La pandémie est-elle en train de prendre fin ? ©Getty - Dmitry Marchenko / EyeEm
La pandémie est-elle en train de prendre fin ? ©Getty - Dmitry Marchenko / EyeEm
La pandémie est-elle en train de prendre fin ? ©Getty - Dmitry Marchenko / EyeEm
Publicité

Mi-mars, il est probable que le port du masque dans les lieux publics ne soit plus obligatoire. Pour autant, amélioration de la situation ne signifie pas fin de pandémie. Continuera-t-on longtemps à parler de “vagues” ? La circulation du virus peut-elle devenir prévisible ?

Avec
  • Patrick Zylberman Professeur émérite d’histoire de la santé à l’Ecole des hautes études en santé publique
  • Mircea Sofonea maître de conférences en épidémiologie et évolution des maladies infectieuses à l’Université de Montpellier.
  • Bruno Lina Virologue au Centre international de recherche en infectiologie de Lyon, membre du COVARS

La semaine dernière, les déclarations mesurées à la fois du président du Conseil scientifique, Jean-François Delfraissy, et du ministre de la santé, Olivier Véran, ont provoqué un certain optimisme chez celles et ceux qui espèrent la fin de la pandémie que nous connaissons depuis deux ans. 

Pourtant, le nombre de morts quotidiens est toujours élevé (trois mille en dix jours la semaine dernière) et le taux d’incidence est encore à 947 : rien ne permet donc d’affirmer que le virus a stoppé sa course surtout quand, à Hong Kong, le nombre de cas est au plus haut. 

Publicité

Le virus mutera encore mais sera-t-il, pour autant, plus contaminant que le variant Omicron ? Passera-t-on progressivement d’une pandémie à une endémie ? 

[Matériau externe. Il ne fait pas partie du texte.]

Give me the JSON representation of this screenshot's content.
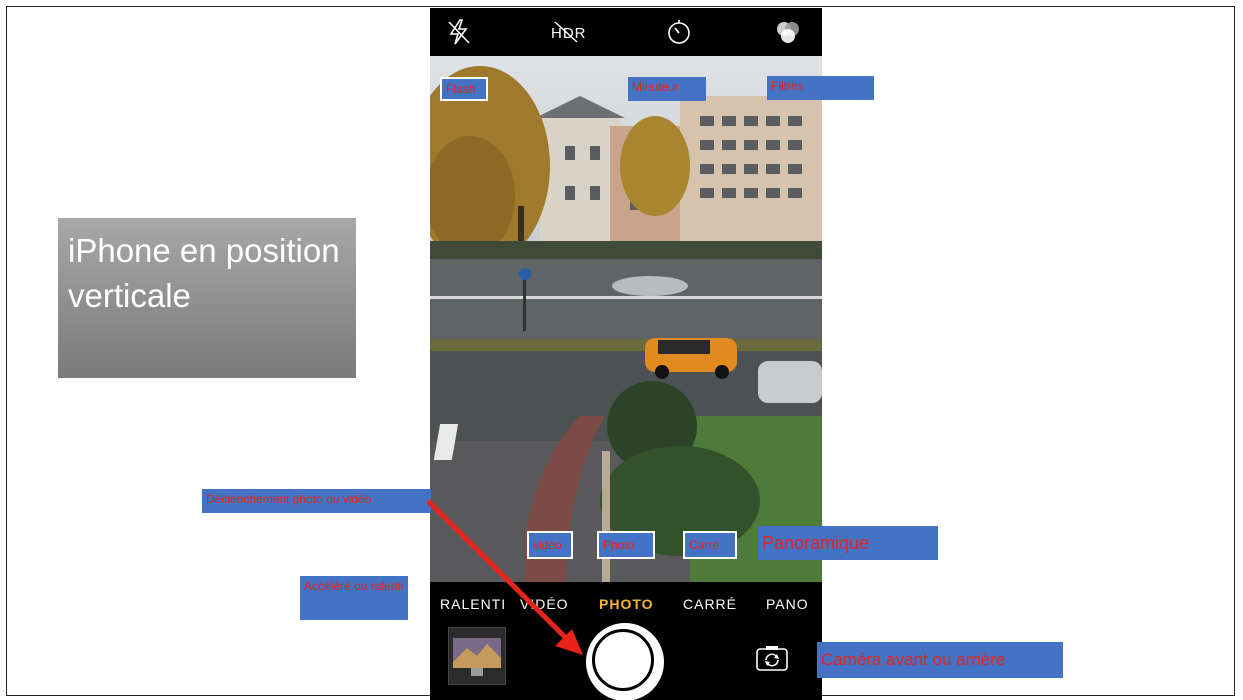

Pour ce débat, Emmanuel Laurentin reçoit Bruno Lina, virologue au CHU de Lyon, chercheur au  Centre international de recherche en infectiologie (CIRI), membre du Conseil scientifique, Mircea Sofonea, maître de conférences en épidémiologie et évolution des maladies infectieuses à l'Université de Montpellier et Patrick Zylberman, professeur émérite d'histoire de la santé à l'École des hautes études en santé publique (EHESP). 

Bruno Lina insiste sur l'incapacité actuelle à connaître l'évolution du virus et de ses cycles, et donc sur la nécessité d'apprendre à vivre avec : "L'immunisation n’est pas parfaite mais elle permet d’éviter ce qui nous a handicapé pendant la gestion de la pandémie, c'est-à-dire les formes graves et le recours à l'admission à l’hôpital et à la réanimation. Le système était sous une pression extrême, notamment pendant la première vague. Maintenant qu’on voit l’évolution de la clinique de la pathologie, il va falloir qu’on retourne à une vie normale. Il faut apprendre à vivre avec le virus, en changeant un certain nombre de nos comportements. La vie d’avant n’existe plus, mais la vie d’après n’est pas détestable."

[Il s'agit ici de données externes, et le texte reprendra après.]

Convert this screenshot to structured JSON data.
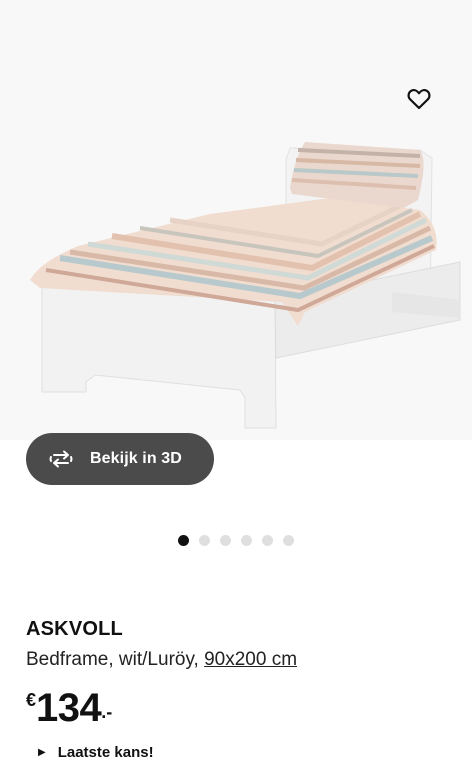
{
  "product": {
    "name": "ASKVOLL",
    "description": "Bedframe, wit/Luröy,",
    "size": "90x200 cm",
    "price": {
      "currency": "€",
      "amount": "134",
      "decimals": ".-"
    },
    "last_chance": "Laatste kans!"
  },
  "view3d": {
    "label": "Bekijk in 3D",
    "icon": "rotate-3d-icon"
  },
  "favorite": {
    "icon": "heart-icon"
  },
  "carousel": {
    "total": 6,
    "active_index": 0
  },
  "colors": {
    "button_bg": "#4b4b4b",
    "dot_active": "#111111",
    "dot_inactive": "#dfdfdf"
  }
}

Mircea Sofonea souligne l'intérêt de trouver un curseur pour vivre avec le virus, et d'utiliser de nouveaux indicateurs pour mesurer les risques qu'il présente : "On a un début de connaissance par l’expérience que nous avons des grippes pandémiques. Maintenant, il faut estimer le plus possible l’effet de pression de sélection que peuvent présenter les vaccins et les moyens non-pharmaceutiques. (...) La question est de savoir si on accepte qu’une maladie infectieuse qui est en partie évitable prenne une place plus importante que n’ont pris avant les autres maladies infectieuses, ou bien si on essaye de la diminuer pour essayer de retrouver des niveaux de mortalité précédents. Il y a un curseur dont il faut convenir collectivement. (...) Il faut quantifier l’impact sanitaire du SARS-CoV-2, non pas uniquement sur le nombre de décès mais sur d'autres indicateurs."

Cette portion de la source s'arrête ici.